Stryker (NYSE: SYK) saw its Mako ortho surgical robot and new products drive a solid finish for 2023 — with expectations for a robust 2024.
The Kalamazoo, Michigan–based orthopedic device giant saw SYK shares shoot up more than 6% to $335.67 apiece in morning trading today on the heels of the Street-beating Q4 results from yesterday evening. MassDevice‘s MedTech 100 Index was up nearly 1%.
Stryker earned $1.143 billion, or $2.98 per share, from $5.815 billion in sales for the quarter ending Dec. 31, 2023. The bottom line more than doubled year over year, and the top line was up 11.8%.
Adjusted to exclude one-time items, Stryker’s EPS was $3.46. The result was 19¢ ahead of the consensus on Wall Street, where analysts expected EPS of $3.27 and revenue of $5.6 billion.
“We continue to be a high-growth company with a focus on our mission to deliver for our patients and customers,” Stryker CEO Kevin Lobo said during the company’s earnings call, transcribed by Seeking Alpha.
Lobo said Stryker has successfully capitalized on new product launches, including its System 9 surgical power tools, Neptune S waste management system, and next-gen 1788 minimally invasive surgical camera.

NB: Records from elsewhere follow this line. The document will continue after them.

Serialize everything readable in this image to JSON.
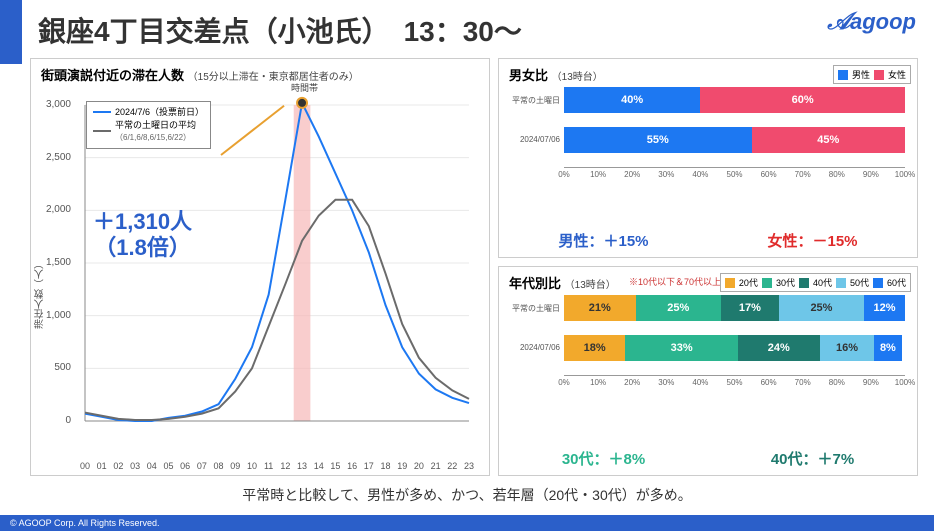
{
  "header": {
    "title": "銀座4丁目交差点（小池氏）　13：30〜",
    "logo_text": "agoop"
  },
  "line_chart": {
    "title": "街頭演説付近の滞在人数",
    "subtitle": "（15分以上滞在・東京都居住者のみ）",
    "x_band_label": "時間帯",
    "y_label": "滞在人数（人）",
    "ylim": [
      0,
      3000
    ],
    "ytick_step": 500,
    "x_ticks": [
      "00",
      "01",
      "02",
      "03",
      "04",
      "05",
      "06",
      "07",
      "08",
      "09",
      "10",
      "11",
      "12",
      "13",
      "14",
      "15",
      "16",
      "17",
      "18",
      "19",
      "20",
      "21",
      "22",
      "23"
    ],
    "highlight_hour": 13,
    "highlight_color": "#f6b8b8",
    "grid_color": "#e8e8e8",
    "series": [
      {
        "name": "2024/7/6（投票前日）",
        "color": "#1d78f2",
        "width": 2,
        "values": [
          70,
          40,
          10,
          0,
          0,
          30,
          50,
          90,
          160,
          400,
          700,
          1200,
          2100,
          3020,
          2700,
          2350,
          2000,
          1600,
          1100,
          700,
          450,
          300,
          220,
          170
        ]
      },
      {
        "name": "平常の土曜日の平均",
        "sub": "（6/1,6/8,6/15,6/22）",
        "color": "#6b6b6b",
        "width": 2,
        "values": [
          80,
          50,
          20,
          10,
          10,
          20,
          40,
          70,
          120,
          280,
          500,
          900,
          1300,
          1710,
          1950,
          2100,
          2100,
          1850,
          1400,
          920,
          600,
          410,
          290,
          210
        ]
      }
    ],
    "callout": {
      "line1": "＋1,310人",
      "line2": "（1.8倍）",
      "marker_color": "#e8a030"
    }
  },
  "gender_chart": {
    "title": "男女比",
    "subtitle": "（13時台）",
    "legend": [
      {
        "label": "男性",
        "color": "#1d78f2"
      },
      {
        "label": "女性",
        "color": "#f04b6e"
      }
    ],
    "rows": [
      {
        "label": "平常の土曜日",
        "segs": [
          {
            "v": 40,
            "c": "#1d78f2"
          },
          {
            "v": 60,
            "c": "#f04b6e"
          }
        ]
      },
      {
        "label": "2024/07/06",
        "segs": [
          {
            "v": 55,
            "c": "#1d78f2"
          },
          {
            "v": 45,
            "c": "#f04b6e"
          }
        ]
      }
    ],
    "x_step": 10,
    "summary": [
      {
        "text": "男性：＋15%",
        "color": "#2b5fc9"
      },
      {
        "text": "女性：－15%",
        "color": "#e02b2b"
      }
    ]
  },
  "age_chart": {
    "title": "年代別比",
    "subtitle": "（13時台）",
    "note": "※10代以下＆70代以上を除く",
    "legend": [
      {
        "label": "20代",
        "color": "#f2a92c"
      },
      {
        "label": "30代",
        "color": "#2bb58f"
      },
      {
        "label": "40代",
        "color": "#1f7a6e"
      },
      {
        "label": "50代",
        "color": "#6ec6e8"
      },
      {
        "label": "60代",
        "color": "#1d78f2"
      }
    ],
    "rows": [
      {
        "label": "平常の土曜日",
        "segs": [
          {
            "v": 21,
            "c": "#f2a92c"
          },
          {
            "v": 25,
            "c": "#2bb58f"
          },
          {
            "v": 17,
            "c": "#1f7a6e"
          },
          {
            "v": 25,
            "c": "#6ec6e8"
          },
          {
            "v": 12,
            "c": "#1d78f2"
          }
        ]
      },
      {
        "label": "2024/07/06",
        "segs": [
          {
            "v": 18,
            "c": "#f2a92c"
          },
          {
            "v": 33,
            "c": "#2bb58f"
          },
          {
            "v": 24,
            "c": "#1f7a6e"
          },
          {
            "v": 16,
            "c": "#6ec6e8"
          },
          {
            "v": 8,
            "c": "#1d78f2"
          }
        ]
      }
    ],
    "label_color_override": {
      "50代": "#333",
      "20代": "#333"
    },
    "x_step": 10,
    "summary": [
      {
        "text": "30代：＋8%",
        "color": "#2bb58f"
      },
      {
        "text": "40代：＋7%",
        "color": "#1f7a6e"
      }
    ]
  },
  "footer": {
    "note": "平常時と比較して、男性が多め、かつ、若年層（20代・30代）が多め。",
    "copyright": "© AGOOP Corp. All Rights Reserved."
  }
}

In addition, Stryker’s Mako robot in Q4 had a record number of installations globally. In the U.S., Stryker saw 60% of its knee replacements and 34% of its hips performed using Mako at the end of the year. Mako for spine surgery is coming in the third quarter of 2024, with Mako shoulder coming near the end of the year.
“As we begin 2024, I am very excited about our future. We are in a strong position with robust demand across both procedures and capital, easing macro constraints and a strong pipeline of innovation,” Lobo said.
In 2023, Stryker saw sales increase 11.1% to $20.5 billion, with adjusted EPS of $10.60. This year, Stryker expects sales to grow another 7.5–9.0%, with adjusted EPS of $11.70–12.00.
Lobo had plenty of positives to report at the start of 2024: “The procedure volumes are strong. The capital markets are very strong. Hospitals are spending. We have exited the year with more backlog than we began the year, which means, obviously, our orders are continuing to be strong for capital equipment.”
He added that Stryker is back to playing offense on the M&A front. “Expect us to be doing deals. We are open to larger deals. But our history would tell you that the vast majority of our deals are going to be smaller tuck-ins, but we can do many deals versus being very limited last year.”
Mike Matson, senior research analyst at Needham & Co., described the results as stellar, with tailwinds for the business increasing going into 2024. Truist analysts also considered the results impressive.